Details for Project ID 2013PA207B

Toward Mitigating Effects of Elevated Temperatures on Aquatic Ecosystems: Monitoring Thermal Impacts to Halfmoon Creek

Institute: Pennsylvania
Year Established: 2013 Start Date: 2013-03-01 End Date: 2014-02-28
Total Federal Funds: $7,774 Total Non-Federal Funds: $3,809

Principal Investigators: Lysle Sherwin

Abstract: Halfmoon Creek is a 24 square mile watershed tributary to Spruce Creek, a nationally famous trout stream, in the Little Juniata/Susquehanna River basin of Chesapeake Bay with the Clean Water Act use designation as a High Quality, Cold Water Fishery in the Special Protection “non-degradation” category.

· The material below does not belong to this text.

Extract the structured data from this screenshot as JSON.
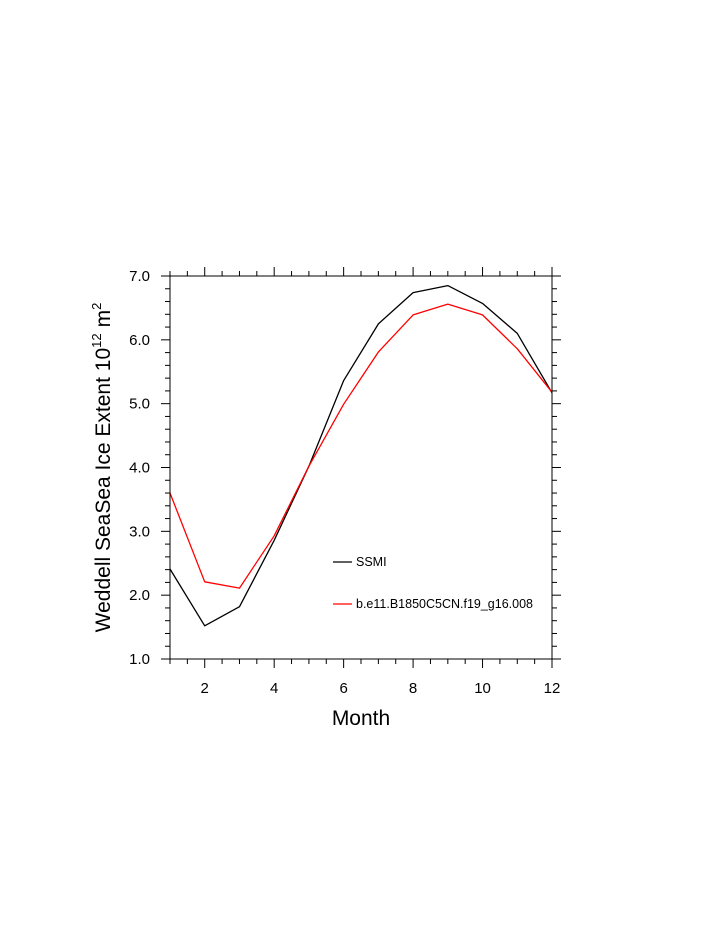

Since 2002, Halfmoon Creek has been 303 (d) listed as being a Category 5 (non-attaining designated use requiring a TMDL) by the Pennsylvania Department of Environmental Protection due to sediments from agricultural activities and elevated stream temperatures. Numerous stream bank restorations, livestock exclusion stream fencing, riparian buffers and other conservation practices implemented in Halfmoon Creek watershed by various agencies have made progress toward improvement of the aquatic macroinvertebrate metrics used to assess that aspect of biologic condition, however no stream temperature data are available to evaluate whether the stream is ultimately capable of sustaining a naturally reproducing brown trout population required to achieve its designated use under the Clean Water Act. This research would establish a stream temperature monitoring network using 15 HOBO Water Temp Pro v2 data loggers deployed from the mouth of Halfmoon Creek along a gradient of the main stem recording hourly water temperatures from May thru August 2013. The objectives are to obtain a baseline of stream temperature data to assess the potential for restoration of wild brown trout, identify hot spots of elevated temperatures exceeding the stress tolerance level of trout as candidate sites for stream buffer restoration, evaluate the beneficial outcomes of implemented practices, and serve as a benchmark to measure trends in stream water temperatures over time.